Kendini sevdirmek istediğinde de sarılıp; "bebeğim", "kujum", "böceğim" diyor. Ben de peşinden tekrar ediyorum, bebeğim, kuzum, böceğim, canım diye... Sürekli seviliyor zaten ama eğer bir şeye kızdıysam zorla üstüme çıkıp sarılıp bu şekilde kendini sevdiriyor. Bu ara küçük hanım şımarıklık belirtileri de gösteriyor. Gittiğimiz ortamlarda da sevilince hemen dili ağzından dışarıya çıkıp oralarda geziniveriyor.

Yeme içmeyle, banyoda başını yıkamayla ve de saçlarını taramayla ilgili sorunlarımız var.

İştahsızlık başlıca problemimiz. Sonunda uzman bir doktora götürebilirim. Çünkü doğruları yaptım olmadı, yanlışları yaptım olmadı, artık ne yapacağımı bilemiyorum.

Banyo yaptırırken en son başını yıkıyorum. Başa gelene kadar herşey iyi gidiyor ama iş başa gelince kıyamet kopuyor.
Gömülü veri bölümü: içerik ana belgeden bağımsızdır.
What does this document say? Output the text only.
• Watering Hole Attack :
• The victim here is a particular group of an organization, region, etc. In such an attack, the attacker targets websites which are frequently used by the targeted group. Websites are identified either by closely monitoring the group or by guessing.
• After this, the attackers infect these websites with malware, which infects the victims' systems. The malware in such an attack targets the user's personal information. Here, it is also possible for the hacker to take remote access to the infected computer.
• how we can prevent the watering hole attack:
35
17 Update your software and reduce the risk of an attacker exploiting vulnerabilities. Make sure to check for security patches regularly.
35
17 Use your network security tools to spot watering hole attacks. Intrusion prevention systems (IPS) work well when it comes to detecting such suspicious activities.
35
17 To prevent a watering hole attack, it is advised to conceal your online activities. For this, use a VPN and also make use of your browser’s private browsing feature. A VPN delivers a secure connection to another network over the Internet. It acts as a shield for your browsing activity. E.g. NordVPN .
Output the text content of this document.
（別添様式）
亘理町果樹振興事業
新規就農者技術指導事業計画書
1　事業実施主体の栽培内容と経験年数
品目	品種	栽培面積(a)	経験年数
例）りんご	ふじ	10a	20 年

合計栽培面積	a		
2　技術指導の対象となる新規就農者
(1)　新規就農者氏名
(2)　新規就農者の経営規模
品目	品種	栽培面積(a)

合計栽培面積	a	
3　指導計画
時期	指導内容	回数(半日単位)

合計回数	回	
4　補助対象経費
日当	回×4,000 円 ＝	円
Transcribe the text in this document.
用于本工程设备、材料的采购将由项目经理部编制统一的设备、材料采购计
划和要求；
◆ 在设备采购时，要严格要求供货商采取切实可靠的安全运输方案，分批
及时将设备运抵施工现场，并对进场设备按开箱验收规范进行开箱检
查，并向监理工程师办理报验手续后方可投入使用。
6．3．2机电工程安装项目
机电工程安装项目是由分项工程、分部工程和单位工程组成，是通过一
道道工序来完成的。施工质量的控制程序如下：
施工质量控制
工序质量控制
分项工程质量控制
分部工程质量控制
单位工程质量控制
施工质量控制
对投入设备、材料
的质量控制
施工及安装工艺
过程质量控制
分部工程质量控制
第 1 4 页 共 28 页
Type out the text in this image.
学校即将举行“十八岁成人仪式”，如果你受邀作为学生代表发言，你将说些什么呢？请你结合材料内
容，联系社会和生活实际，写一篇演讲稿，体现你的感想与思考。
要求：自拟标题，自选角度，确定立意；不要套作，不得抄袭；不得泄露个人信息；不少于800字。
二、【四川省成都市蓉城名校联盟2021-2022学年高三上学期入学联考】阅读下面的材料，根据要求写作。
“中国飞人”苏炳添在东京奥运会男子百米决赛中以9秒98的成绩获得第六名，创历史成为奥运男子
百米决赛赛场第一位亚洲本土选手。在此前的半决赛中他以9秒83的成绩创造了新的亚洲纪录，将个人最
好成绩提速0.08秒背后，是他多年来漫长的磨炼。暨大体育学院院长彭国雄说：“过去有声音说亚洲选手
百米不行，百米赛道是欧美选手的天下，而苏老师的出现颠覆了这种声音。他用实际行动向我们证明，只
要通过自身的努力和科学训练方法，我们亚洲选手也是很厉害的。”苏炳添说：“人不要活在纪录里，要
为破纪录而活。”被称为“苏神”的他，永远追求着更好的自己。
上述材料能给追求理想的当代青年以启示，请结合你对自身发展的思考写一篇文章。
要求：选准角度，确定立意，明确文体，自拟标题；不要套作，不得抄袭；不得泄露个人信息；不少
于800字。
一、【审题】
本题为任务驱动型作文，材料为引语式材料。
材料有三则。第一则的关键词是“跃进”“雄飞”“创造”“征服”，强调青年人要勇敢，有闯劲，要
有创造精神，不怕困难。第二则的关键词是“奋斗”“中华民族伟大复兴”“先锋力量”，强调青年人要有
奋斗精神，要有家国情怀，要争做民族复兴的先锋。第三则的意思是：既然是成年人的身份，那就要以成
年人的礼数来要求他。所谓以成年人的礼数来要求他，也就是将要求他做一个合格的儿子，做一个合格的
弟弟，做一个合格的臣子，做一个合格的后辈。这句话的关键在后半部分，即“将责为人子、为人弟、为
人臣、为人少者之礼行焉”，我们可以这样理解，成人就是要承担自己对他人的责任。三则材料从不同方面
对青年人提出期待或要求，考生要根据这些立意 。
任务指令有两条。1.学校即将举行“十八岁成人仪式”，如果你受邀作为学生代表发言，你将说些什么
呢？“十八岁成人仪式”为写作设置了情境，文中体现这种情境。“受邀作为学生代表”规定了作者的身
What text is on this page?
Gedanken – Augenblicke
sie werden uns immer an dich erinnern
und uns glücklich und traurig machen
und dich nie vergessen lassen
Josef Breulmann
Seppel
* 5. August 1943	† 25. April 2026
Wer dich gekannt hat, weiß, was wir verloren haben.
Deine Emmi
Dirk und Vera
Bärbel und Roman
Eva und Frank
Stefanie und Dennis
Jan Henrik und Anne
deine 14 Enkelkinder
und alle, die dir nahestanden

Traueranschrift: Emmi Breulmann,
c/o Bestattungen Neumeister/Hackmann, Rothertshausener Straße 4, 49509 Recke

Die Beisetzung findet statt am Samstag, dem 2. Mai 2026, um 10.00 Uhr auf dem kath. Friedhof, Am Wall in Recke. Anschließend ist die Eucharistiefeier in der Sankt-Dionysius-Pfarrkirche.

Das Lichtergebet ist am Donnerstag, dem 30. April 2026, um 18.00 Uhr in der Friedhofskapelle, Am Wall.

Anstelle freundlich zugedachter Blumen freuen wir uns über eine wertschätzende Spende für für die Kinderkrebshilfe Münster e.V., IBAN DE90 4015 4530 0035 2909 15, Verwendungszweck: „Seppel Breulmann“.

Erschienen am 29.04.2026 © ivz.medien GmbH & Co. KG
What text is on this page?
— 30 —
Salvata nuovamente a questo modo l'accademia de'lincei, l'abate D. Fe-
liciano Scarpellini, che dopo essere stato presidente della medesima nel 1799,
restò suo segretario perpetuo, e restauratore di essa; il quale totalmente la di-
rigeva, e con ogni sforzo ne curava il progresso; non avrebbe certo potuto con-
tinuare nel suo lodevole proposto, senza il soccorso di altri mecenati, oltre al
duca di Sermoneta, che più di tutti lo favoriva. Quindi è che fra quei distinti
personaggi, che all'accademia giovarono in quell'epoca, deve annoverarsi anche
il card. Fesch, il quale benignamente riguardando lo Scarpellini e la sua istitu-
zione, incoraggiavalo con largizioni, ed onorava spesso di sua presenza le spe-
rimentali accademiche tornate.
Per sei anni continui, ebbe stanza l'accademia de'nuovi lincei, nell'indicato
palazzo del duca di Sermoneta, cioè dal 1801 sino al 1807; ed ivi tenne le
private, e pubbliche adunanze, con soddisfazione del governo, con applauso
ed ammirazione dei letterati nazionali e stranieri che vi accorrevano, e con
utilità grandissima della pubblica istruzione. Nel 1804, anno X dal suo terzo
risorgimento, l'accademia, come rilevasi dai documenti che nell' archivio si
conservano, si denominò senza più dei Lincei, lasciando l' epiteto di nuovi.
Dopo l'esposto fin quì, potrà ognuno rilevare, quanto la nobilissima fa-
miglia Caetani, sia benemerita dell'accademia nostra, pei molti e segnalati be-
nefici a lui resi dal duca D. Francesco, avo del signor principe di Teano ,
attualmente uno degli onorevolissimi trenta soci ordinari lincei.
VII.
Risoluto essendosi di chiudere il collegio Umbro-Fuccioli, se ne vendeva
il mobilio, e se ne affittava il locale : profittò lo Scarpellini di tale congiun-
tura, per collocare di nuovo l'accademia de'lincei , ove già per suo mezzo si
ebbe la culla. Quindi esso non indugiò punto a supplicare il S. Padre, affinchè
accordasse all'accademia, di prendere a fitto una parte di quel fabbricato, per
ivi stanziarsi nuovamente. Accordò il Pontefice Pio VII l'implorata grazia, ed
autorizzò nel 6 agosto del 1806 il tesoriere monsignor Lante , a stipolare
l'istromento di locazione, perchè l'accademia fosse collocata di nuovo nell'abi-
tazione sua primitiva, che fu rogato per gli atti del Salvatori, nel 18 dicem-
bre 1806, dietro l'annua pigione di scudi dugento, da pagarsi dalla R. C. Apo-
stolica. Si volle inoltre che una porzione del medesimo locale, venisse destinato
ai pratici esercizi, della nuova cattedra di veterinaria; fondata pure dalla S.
Yüzünden sular akmasından çok rahatsız oluyor, panikliyor sanki. Başını geriye doğru kaldırırsa akmayacağını anlattım ama yapmıyor.
Saçları dalgalı olduğu için en rahat banyodan sonra taranıyor, güzelce tarayıp kurutuyoruz. Onun dışında asla taratmıyor. Ne kadar canını yakmayacağımı söylesem de kendini sağa sola attığı için tarak takılıyor ve canı acıyor. Zaten saçlar birbirlerine öyle dolanıyor ki çocuk haklı.

Öyle nazlı bir çocuk oldu ki, şaşırıyorum. Ay acıyor, itti, vurdu vs vs... Başka çocuklarla beraber olunca çok fazla itilip kakılabiliyor. O da daha ortada bir şey yokken kendini çekiyor.